(LEX 18) — Local health departments across Kentucky are using 'contact tracing' to contain COVID-19.
"It's one of the tools that we have in public health to not only continue to reopen the Commonwealth but to stay open," Mark Carter, with the Kentucky Cabinet for Health and Family Services, said.
Carter explained how contact tracing would work in the Commonwealth in a Zoom meeting Monday afternoon.
He said the process begins with a disease investigator who will reach out to people who have tested positive.
The investigator will confirm the lab results, verify their isolation needs, and ask about potential contacts.
A contact tracer will then call those potential contacts to inform them that they have been exposed to the virus.
The tracer will make recommendations depending on the level of exposure. For example, a person may be asked to self-quarantine if they went on a road trip with someone who tested positive.
If someone had a conversation in a park with someone who tested positive for the virus, a tracer might recommend keeping a close eye on potential symptoms.
The tracer should assess the health of the person who has been exposed daily.
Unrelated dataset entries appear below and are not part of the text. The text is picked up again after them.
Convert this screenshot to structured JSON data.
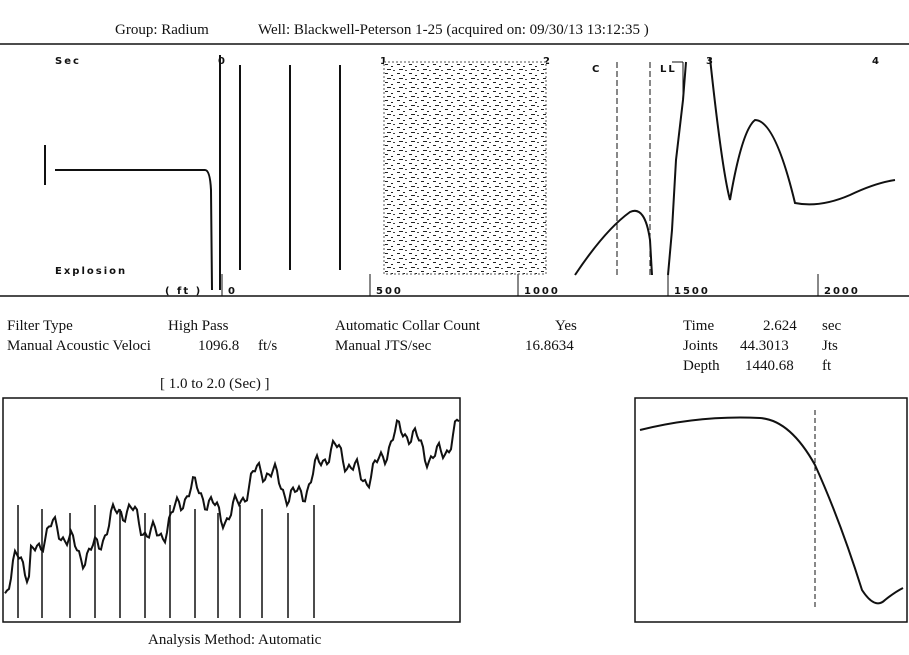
{
  "header": {
    "group": "Group: Radium",
    "well": "Well: Blackwell-Peterson   1-25 (acquired on: 09/30/13 13:12:35 )"
  },
  "top_panel": {
    "time_unit": "Sec",
    "time_ticks": [
      "0",
      "1",
      "2",
      "3",
      "4"
    ],
    "markers": [
      "C",
      "LL"
    ],
    "source_label": "Explosion",
    "depth_unit": "( ft )",
    "depth_ticks": [
      "0",
      "500",
      "1000",
      "1500",
      "2000"
    ]
  },
  "parameters": {
    "filter_type": {
      "label": "Filter Type",
      "value": "High Pass"
    },
    "velocity": {
      "label": "Manual Acoustic Veloci",
      "value": "1096.8",
      "unit": "ft/s"
    },
    "collar_count": {
      "label": "Automatic Collar Count",
      "value": "Yes"
    },
    "jts_sec": {
      "label": "Manual JTS/sec",
      "value": "16.8634"
    },
    "time": {
      "label": "Time",
      "value": "2.624",
      "unit": "sec"
    },
    "joints": {
      "label": "Joints",
      "value": "44.3013",
      "unit": "Jts"
    },
    "depth": {
      "label": "Depth",
      "value": "1440.68",
      "unit": "ft"
    }
  },
  "window_label": "[ 1.0  to  2.0 (Sec) ]",
  "analysis_method": "Analysis Method:   Automatic"
}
A social support connecter may also be available to help those in quarantine and need help with daily necessities like food and medicine. They connect those individuals with support systems to assist with those needs, and in some cases, Carter said, they may help furnish those needs directly.
Carter said people across the Commonwealth need to be aware of fraudulent calls. Tracers will ask for necessary information, such as date of birth and address. However, they will not ask for a social security number, bank account number, or other financial information.
"Anything like that that a person hears on the call, they need to hang up and call the Attorney General's fraud hotline," Carter said.
You can also fill out a form here.
He said all calls from tracers would originate from local health departments, so calls will not come from one uniform number. However, he said the State is working to us 844-KY-TRACE as a future callback for people who may have missed a call from a tracer.
Carter said the federal government had given more than $76 million for the contact tracing initiative.
Some of that money has gone toward hiring new tracers. Before the pandemic, Carter said the State had 430 employed. The State has hired an additional 210 and could hire up to 700 total.